Abstract

The ability of primary tumor cells to invade into adjacent tissues, followed by the formation of local or distant metastasis, is a lethal hallmark of cancer. Recently, locomoting clusters of tumor cells have been identified in numerous cancers and associated with increased invasiveness and metastatic potential. However, how the collective behaviors of cancer cells are coordinated and their contribution to cancer invasion remain unclear. Here we show that collective invasion of breast cancer cells is regulated by the energetic statuses of leader and follower cells. Using a combination of in vitro spheroid and ex vivo organoid invasion models, we found that cancer cells dynamically rearrange leader and follower positions during collective invasion. Cancer cells invade cooperatively in denser collagen matrices by accelerating leader-follower switching thus decreasing leader cell lifetime. Leader cells exhibit higher glucose uptake than follower cells.

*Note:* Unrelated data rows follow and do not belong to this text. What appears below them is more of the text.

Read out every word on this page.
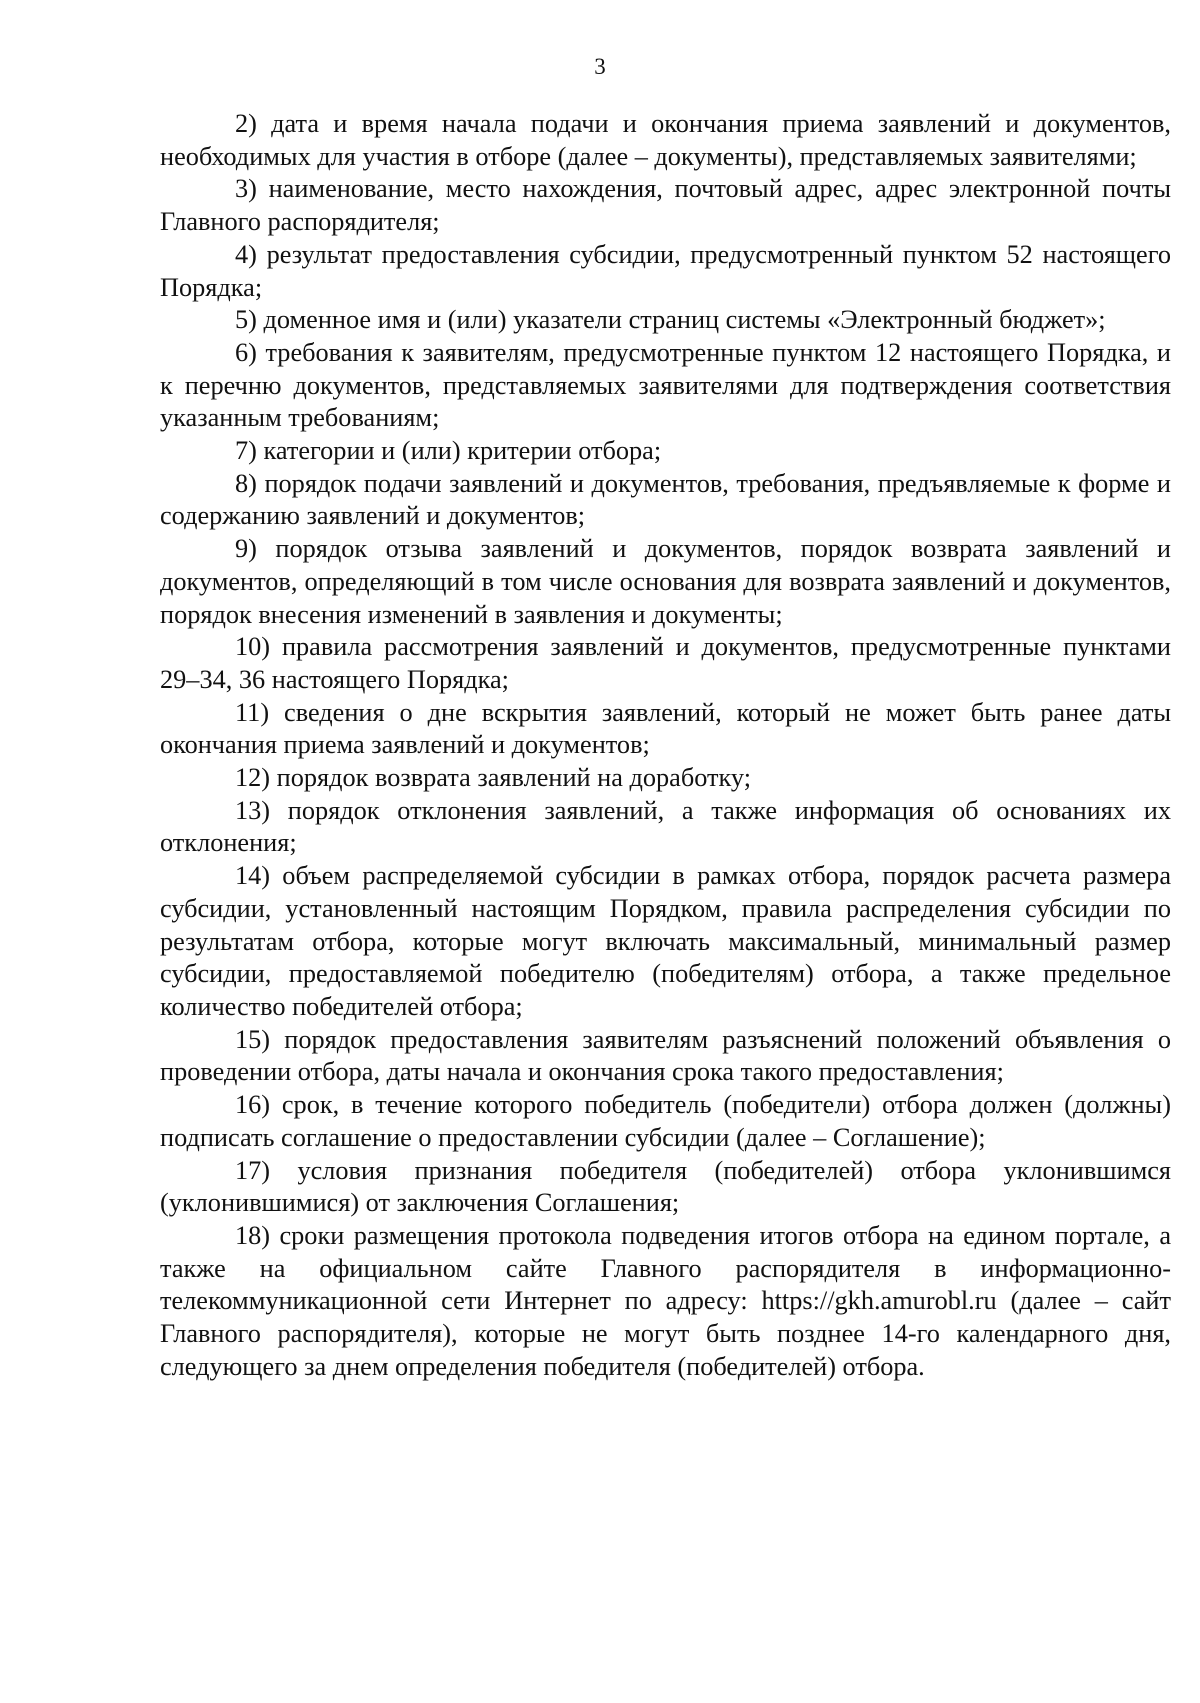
3

2) дата и время начала подачи и окончания приема заявлений и документов, необходимых для участия в отборе (далее – документы), представляемых заявителями;

3) наименование, место нахождения, почтовый адрес, адрес электронной почты Главного распорядителя;

4) результат предоставления субсидии, предусмотренный пунктом 52 настоящего Порядка;

5) доменное имя и (или) указатели страниц системы «Электронный бюджет»;

6) требования к заявителям, предусмотренные пунктом 12 настоящего Порядка, и к перечню документов, представляемых заявителями для подтверждения соответствия указанным требованиям;

7) категории и (или) критерии отбора;

8) порядок подачи заявлений и документов, требования, предъявляемые к форме и содержанию заявлений и документов;

9) порядок отзыва заявлений и документов, порядок возврата заявлений и документов, определяющий в том числе основания для возврата заявлений и документов, порядок внесения изменений в заявления и документы;

10) правила рассмотрения заявлений и документов, предусмотренные пунктами 29–34, 36 настоящего Порядка;

11) сведения о дне вскрытия заявлений, который не может быть ранее даты окончания приема заявлений и документов;

12) порядок возврата заявлений на доработку;

13) порядок отклонения заявлений, а также информация об основаниях их отклонения;

14) объем распределяемой субсидии в рамках отбора, порядок расчета размера субсидии, установленный настоящим Порядком, правила распределения субсидии по результатам отбора, которые могут включать максимальный, минимальный размер субсидии, предоставляемой победителю (победителям) отбора, а также предельное количество победителей отбора;

15) порядок предоставления заявителям разъяснений положений объявления о проведении отбора, даты начала и окончания срока такого предоставления;

16) срок, в течение которого победитель (победители) отбора должен (должны) подписать соглашение о предоставлении субсидии (далее – Соглашение);

17) условия признания победителя (победителей) отбора уклонившимся (уклонившимися) от заключения Соглашения;

18) сроки размещения протокола подведения итогов отбора на едином портале, а также на официальном сайте Главного распорядителя в информационно-телекоммуникационной сети Интернет по адресу: https://gkh.amurobl.ru (далее – сайт Главного распорядителя), которые не могут быть позднее 14-го календарного дня, следующего за днем определения победителя (победителей) отбора.
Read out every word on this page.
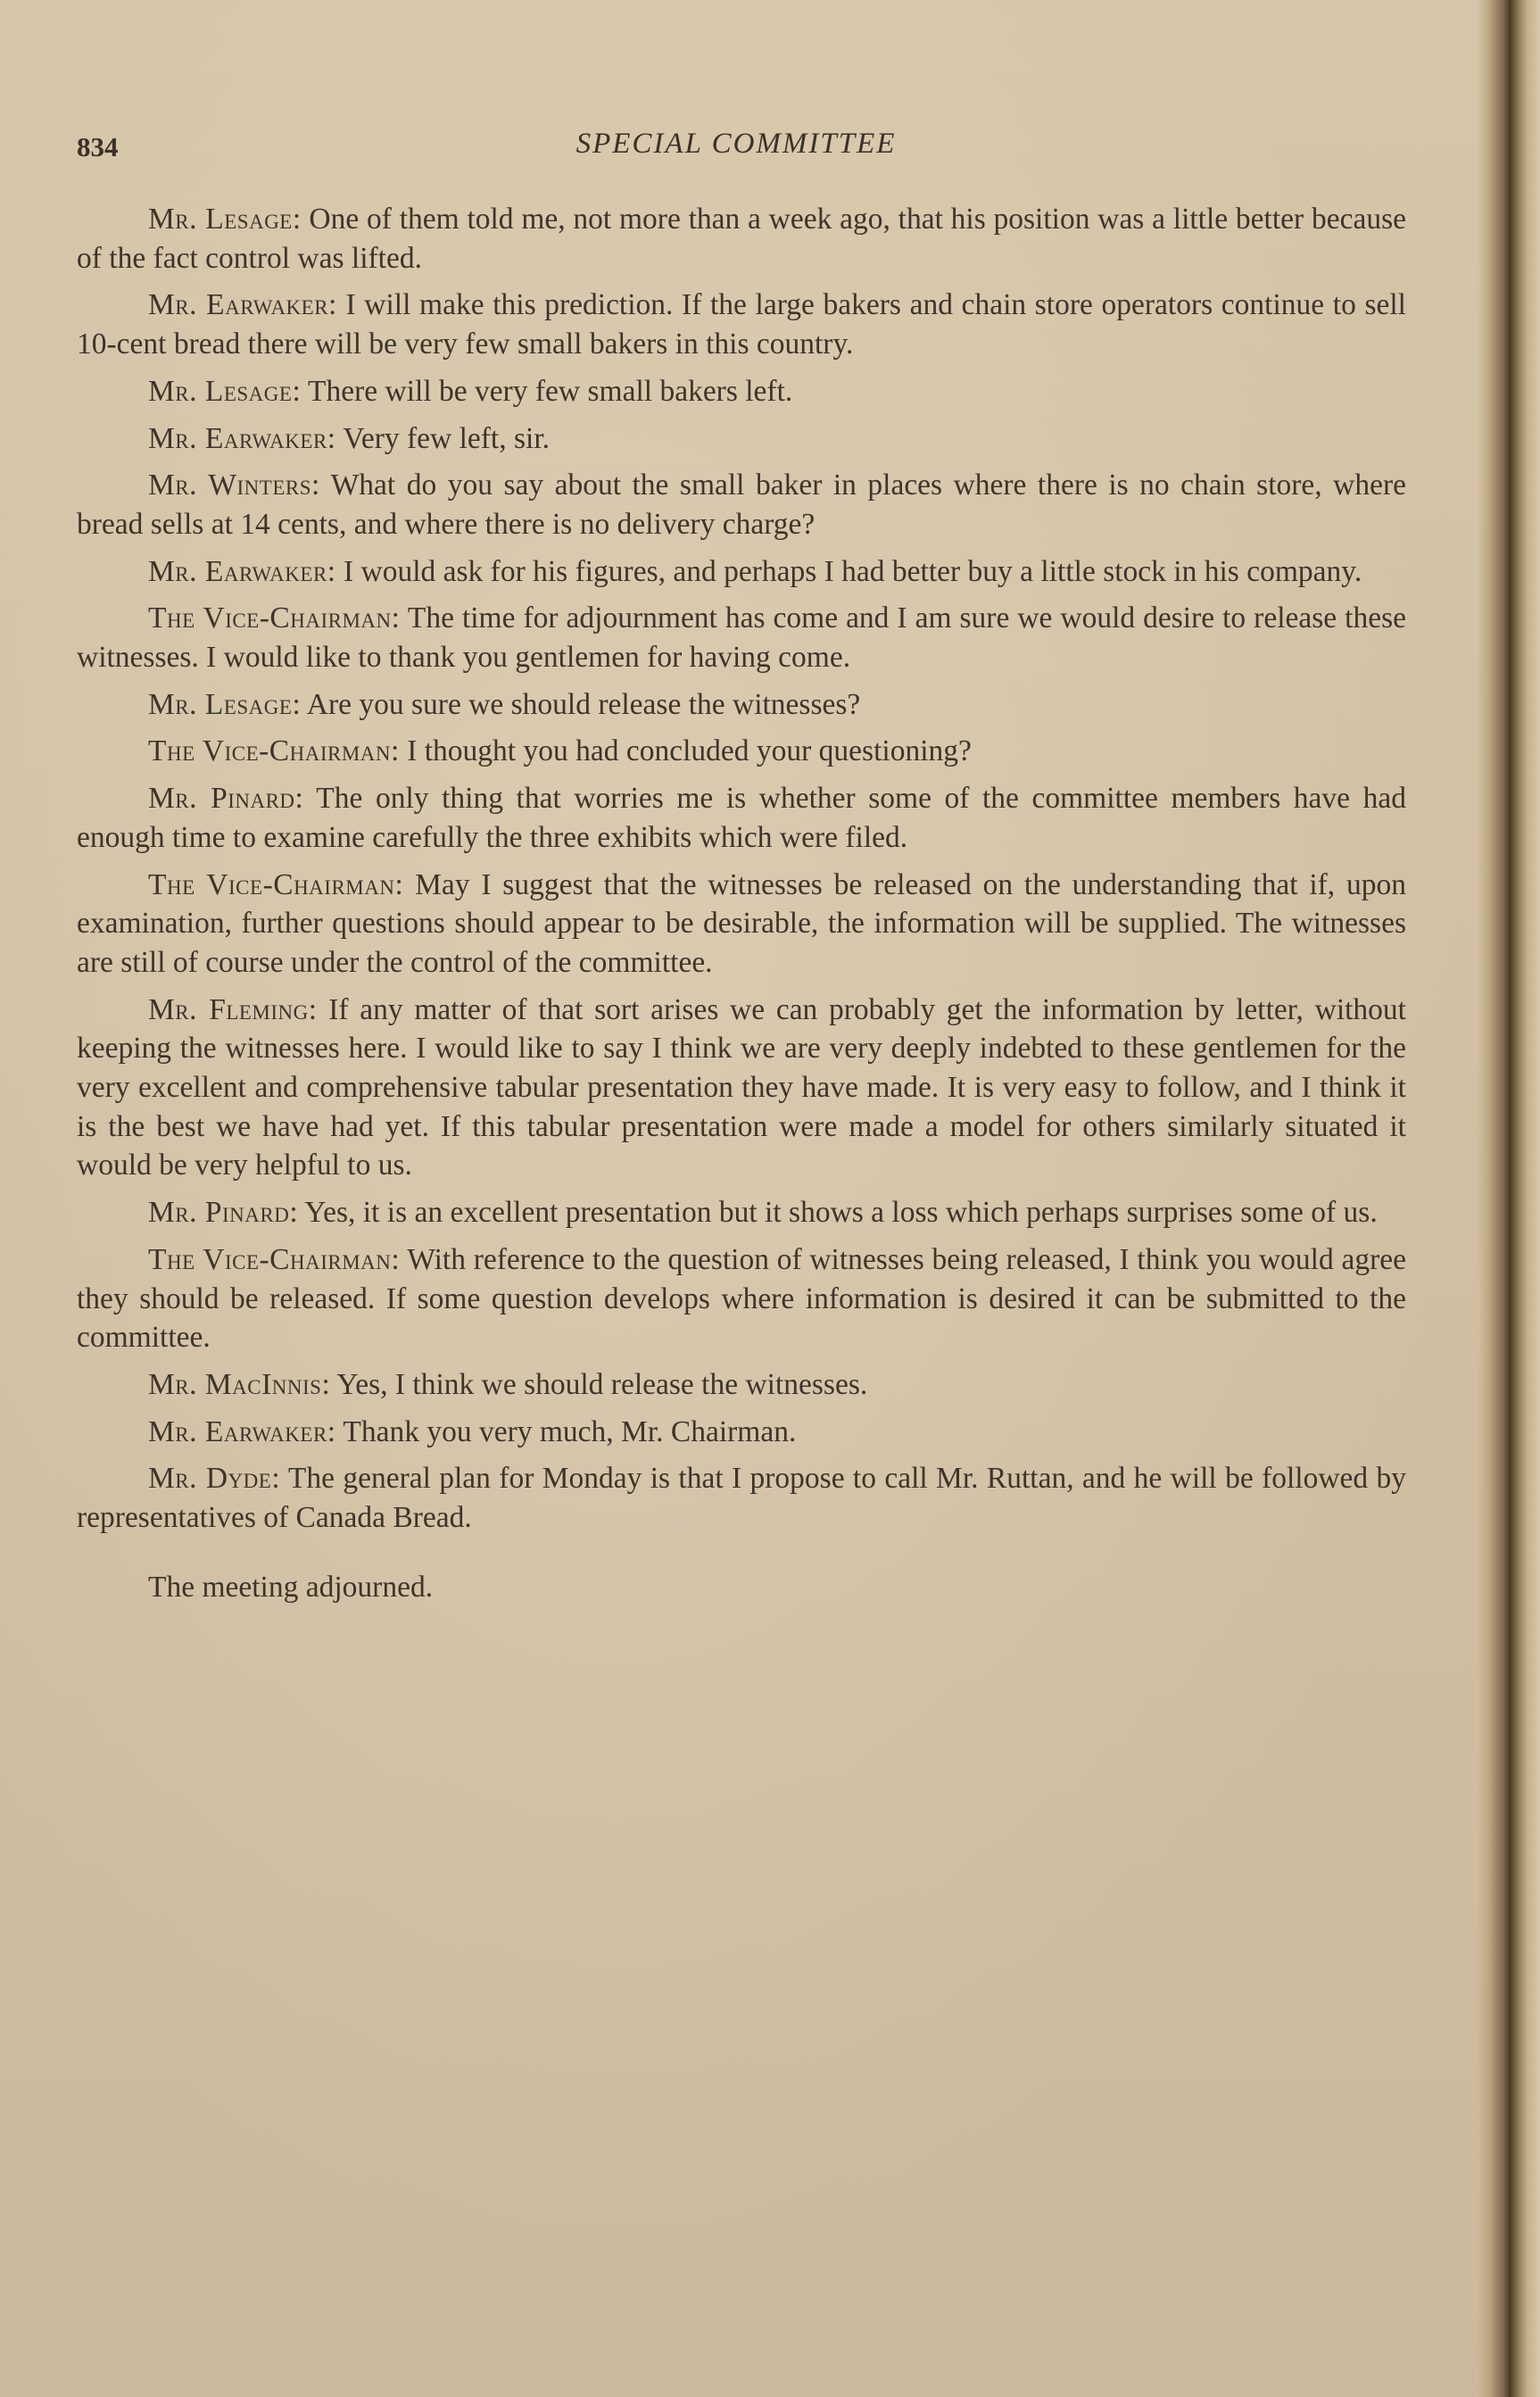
834	SPECIAL COMMITTEE

Mr. Lesage: One of them told me, not more than a week ago, that his position was a little better because of the fact control was lifted.

Mr. Earwaker: I will make this prediction. If the large bakers and chain store operators continue to sell 10-cent bread there will be very few small bakers in this country.

Mr. Lesage: There will be very few small bakers left.

Mr. Earwaker: Very few left, sir.

Mr. Winters: What do you say about the small baker in places where there is no chain store, where bread sells at 14 cents, and where there is no delivery charge?

Mr. Earwaker: I would ask for his figures, and perhaps I had better buy a little stock in his company.

The Vice-Chairman: The time for adjournment has come and I am sure we would desire to release these witnesses. I would like to thank you gentlemen for having come.

Mr. Lesage: Are you sure we should release the witnesses?

The Vice-Chairman: I thought you had concluded your questioning?

Mr. Pinard: The only thing that worries me is whether some of the committee members have had enough time to examine carefully the three exhibits which were filed.

The Vice-Chairman: May I suggest that the witnesses be released on the understanding that if, upon examination, further questions should appear to be desirable, the information will be supplied. The witnesses are still of course under the control of the committee.

Mr. Fleming: If any matter of that sort arises we can probably get the information by letter, without keeping the witnesses here. I would like to say I think we are very deeply indebted to these gentlemen for the very excellent and comprehensive tabular presentation they have made. It is very easy to follow, and I think it is the best we have had yet. If this tabular presentation were made a model for others similarly situated it would be very helpful to us.

Mr. Pinard: Yes, it is an excellent presentation but it shows a loss which perhaps surprises some of us.

The Vice-Chairman: With reference to the question of witnesses being released, I think you would agree they should be released. If some question develops where information is desired it can be submitted to the committee.

Mr. MacInnis: Yes, I think we should release the witnesses.

Mr. Earwaker: Thank you very much, Mr. Chairman.

Mr. Dyde: The general plan for Monday is that I propose to call Mr. Ruttan, and he will be followed by representatives of Canada Bread.

The meeting adjourned.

Moreover, their energy levels, as revealed by the intracellular ATP/ADP ratio, must exceed a threshold to invade. Forward invasion of the leader cell gradually depletes its available energy, eventually leading to leader-follower transition. Our computational model based on intracellular energy homeostasis successfully recapitulated the dependence of leader cell lifetime on collagen density. Experiments further supported model predictions that decreasing the cellular energy level by glucose starvation decreases leader cell lifetime whereas increasing the cellular energy level by AMP-activated kinase (AMPK) activation does the opposite. These findings highlight coordinated invasion and its metabolic regulation as potential therapeutic targets of cancer.